Wednesday, April 10, 2019

Stories that Heal


After twenty years of preaching ministry, I am finally beginning to see the healing value in the telling of a well crafted story.

Not too long ago, I was trying to explain to someone the need for churches to stand up for people who are oppressed - particularly by bullies.  So, I told this story...

When I was about 12 years old, and in Junior High, I was at the gym one day with my Dad.  I was a very scrawny kid when I was younger, so the weights I was lifting on that particular day, were not very heavy.  In the same corner of the gym where I was curling 20 pound dumbbells, was a very muscled out, dare I say steroid infused, body builder.  When he saw me lifting the small weights, he sort of started to make fun of me, belittling the amount of weight that I was lifting.  Though I didn't care too much about the taunts at the time, when my father saw what was going on, he was incensed. Walking up to the 250 pound body builder, the Rev. Dr. Donald Baird (in good shape, but no body builder) said, "That is my son that you are picking on.  If you have something to say, then say it to me."  The body builder, taking my dad up on his offer, said, "Sure, let's scuffle, old man."  At that point, my dad and I high tailed it out of the gym together.  Though we didn't "win the fight that day," these many 30 plus years later, I will never forget how my father, risking his own safety, stood up for me, his son.

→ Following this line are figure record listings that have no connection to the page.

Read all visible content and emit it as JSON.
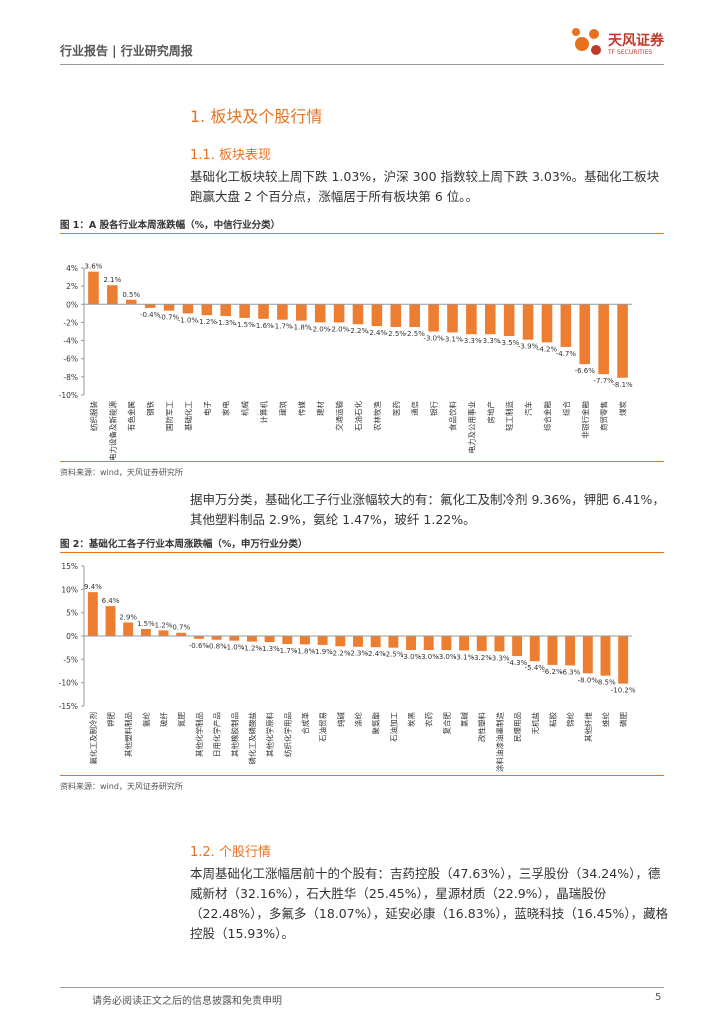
{
  "header": {
    "left": "行业报告 | 行业研究周报",
    "logo": "天风证券",
    "logo_en": "TF SECURITIES"
  },
  "sections": [
    {
      "heading": "1. 板块及个股行情"
    },
    {
      "heading": "1.1. 板块表现"
    },
    {
      "heading": "1.2. 个股行情"
    }
  ],
  "paragraphs": [
    "基础化工板块较上周下跌 1.03%，沪深 300 指数较上周下跌 3.03%。基础化工板块跑赢大盘 2 个百分点，涨幅居于所有板块第 6 位。。",
    "据申万分类，基础化工子行业涨幅较大的有：氟化工及制冷剂 9.36%，钾肥 6.41%，其他塑料制品 2.9%，氨纶 1.47%，玻纤 1.22%。",
    "本周基础化工涨幅居前十的个股有：吉药控股（47.63%），三孚股份（34.24%），德威新材（32.16%），石大胜华（25.45%），星源材质（22.9%），晶瑞股份（22.48%），多氟多（18.07%），延安必康（16.83%），蓝晓科技（16.45%），藏格控股（15.93%）。"
  ],
  "sources": [
    "资料来源：wind，天风证券研究所",
    "资料来源：wind，天风证券研究所"
  ],
  "footer": {
    "disclaimer": "请务必阅读正文之后的信息披露和免责申明",
    "page": "5"
  },
  "chart_data": [
    {
      "type": "bar",
      "title": "图 1：A 股各行业本周涨跌幅（%，中信行业分类）",
      "color": "#ed7d31",
      "categories": [
        "纺织服装",
        "电力设备及新能源",
        "有色金属",
        "钢铁",
        "国防军工",
        "基础化工",
        "电子",
        "家电",
        "机械",
        "计算机",
        "建筑",
        "传媒",
        "建材",
        "交通运输",
        "石油石化",
        "农林牧渔",
        "医药",
        "通信",
        "银行",
        "食品饮料",
        "电力及公用事业",
        "房地产",
        "轻工制造",
        "汽车",
        "综合金融",
        "综合",
        "非银行金融",
        "商贸零售",
        "煤炭"
      ],
      "values": [
        3.6,
        2.1,
        0.5,
        -0.4,
        -0.7,
        -1.0,
        -1.2,
        -1.3,
        -1.5,
        -1.6,
        -1.7,
        -1.8,
        -2.0,
        -2.0,
        -2.2,
        -2.4,
        -2.5,
        -2.5,
        -3.0,
        -3.1,
        -3.3,
        -3.3,
        -3.5,
        -3.9,
        -4.2,
        -4.7,
        -6.6,
        -7.7,
        -8.1
      ],
      "value_labels": [
        "3.6%",
        "2.1%",
        "0.5%",
        "-0.4%",
        "-0.7%",
        "-1.0%",
        "-1.2%",
        "-1.3%",
        "-1.5%",
        "-1.6%",
        "-1.7%",
        "-1.8%",
        "-2.0%",
        "-2.0%",
        "-2.2%",
        "-2.4%",
        "-2.5%",
        "-2.5%",
        "-3.0%",
        "-3.1%",
        "-3.3%",
        "-3.3%",
        "-3.5%",
        "-3.9%",
        "-4.2%",
        "-4.7%",
        "-6.6%",
        "-7.7%",
        "-8.1%"
      ],
      "ylim": [
        -10,
        4
      ],
      "yticks": [
        {
          "value": 4,
          "label": "4%"
        },
        {
          "value": 2,
          "label": "2%"
        },
        {
          "value": 0,
          "label": "0%"
        },
        {
          "value": -2,
          "label": "-2%"
        },
        {
          "value": -4,
          "label": "-4%"
        },
        {
          "value": -6,
          "label": "-6%"
        },
        {
          "value": -8,
          "label": "-8%"
        },
        {
          "value": -10,
          "label": "-10%"
        }
      ],
      "grid": false
    },
    {
      "type": "bar",
      "title": "图 2：基础化工各子行业本周涨跌幅（%，申万行业分类）",
      "color": "#ed7d31",
      "categories": [
        "氟化工及制冷剂",
        "钾肥",
        "其他塑料制品",
        "氨纶",
        "玻纤",
        "氮肥",
        "其他化学制品",
        "日用化学产品",
        "其他橡胶制品",
        "磷化工及磷酸盐",
        "其他化学原料",
        "纺织化学用品",
        "合成革",
        "石油贸易",
        "纯碱",
        "涤纶",
        "聚氨酯",
        "石油加工",
        "炭黑",
        "农药",
        "复合肥",
        "氯碱",
        "改性塑料",
        "涂料油漆油墨制造",
        "民爆用品",
        "无机盐",
        "粘胶",
        "锦纶",
        "其他纤维",
        "维纶",
        "磷肥"
      ],
      "values": [
        9.4,
        6.4,
        2.9,
        1.5,
        1.2,
        0.7,
        -0.6,
        -0.8,
        -1.0,
        -1.2,
        -1.3,
        -1.7,
        -1.8,
        -1.9,
        -2.2,
        -2.3,
        -2.4,
        -2.5,
        -3.0,
        -3.0,
        -3.0,
        -3.1,
        -3.2,
        -3.3,
        -4.3,
        -5.4,
        -6.2,
        -6.3,
        -8.0,
        -8.5,
        -10.2
      ],
      "value_labels": [
        "9.4%",
        "6.4%",
        "2.9%",
        "1.5%",
        "1.2%",
        "0.7%",
        "-0.6%",
        "-0.8%",
        "-1.0%",
        "-1.2%",
        "-1.3%",
        "-1.7%",
        "-1.8%",
        "-1.9%",
        "-2.2%",
        "-2.3%",
        "-2.4%",
        "-2.5%",
        "-3.0%",
        "-3.0%",
        "-3.0%",
        "-3.1%",
        "-3.2%",
        "-3.3%",
        "-4.3%",
        "-5.4%",
        "-6.2%",
        "-6.3%",
        "-8.0%",
        "-8.5%",
        "-10.2%"
      ],
      "ylim": [
        -15,
        15
      ],
      "yticks": [
        {
          "value": 15,
          "label": "15%"
        },
        {
          "value": 10,
          "label": "10%"
        },
        {
          "value": 5,
          "label": "5%"
        },
        {
          "value": 0,
          "label": "0%"
        },
        {
          "value": -5,
          "label": "-5%"
        },
        {
          "value": -10,
          "label": "-10%"
        },
        {
          "value": -15,
          "label": "-15%"
        }
      ],
      "grid": false
    }
  ]
}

The moral to the story?  Sometimes bigger people need to stand up for oppressed people, even if they won't win the fight.  Sometimes churches need to stand up to bullies.

As I have told that story to a few people, I have begun to see a HEALING light go be turned on in their hearts and minds.  The telling of the story, and the framing of an idea within a narrative space, gives the subject matter deeper meaning.

A lot of great leaders through history have used the power of stories to win people towards their ideas.  Abraham Lincoln was famous for story telling as a political medium.  Often Lincoln's stories took the shape of a joke.  Sometimes they were more like metaphors.  Once, when told that a particular senator was not voting the way he wanted him to, about the end of the Civil War, Lincoln said; [I am paraphrasing], "There's more than one way to get a horse to move.  You can try to pull him by the bit, or you can put a horse fly on his back side.  The horsefly often gets better results."

Jesus told most of his deepest truths through stories (parables).  Jesus was the sort of person, who, if you came to him with a problem, he would tell a story.  When asked about what heaven looks like, Jesus told story after story starting with the line, "The kingdom of heaven is like...a mustard seed."  When asked about justice, Jesus told a story about a widow, who came to a judge day in and day out. When asked about who we should love, Jesus told a story about a man who was beaten up on a distant and rural road.

So, for example, if Jesus were on the earth today, and you asked him about the immigrant crisis, and whether we should care for children, he would most likely answer in this way, "There once was a farmer who had lots of field hands.  Some of the field hands came from the north, some lived locally, and some came from the south.  The field hands from the south were the hardest working, but nobody cared for them...." (or something like that - of course, I am not Jesus, so my story telling ability is not up to the messiah's).

If you have a problem you are working through, or you are in the middle of a tough issue, or you are in the middle of a debate in a work place setting, try telling a story.  You just might find that stories have the greatest capacity to heal.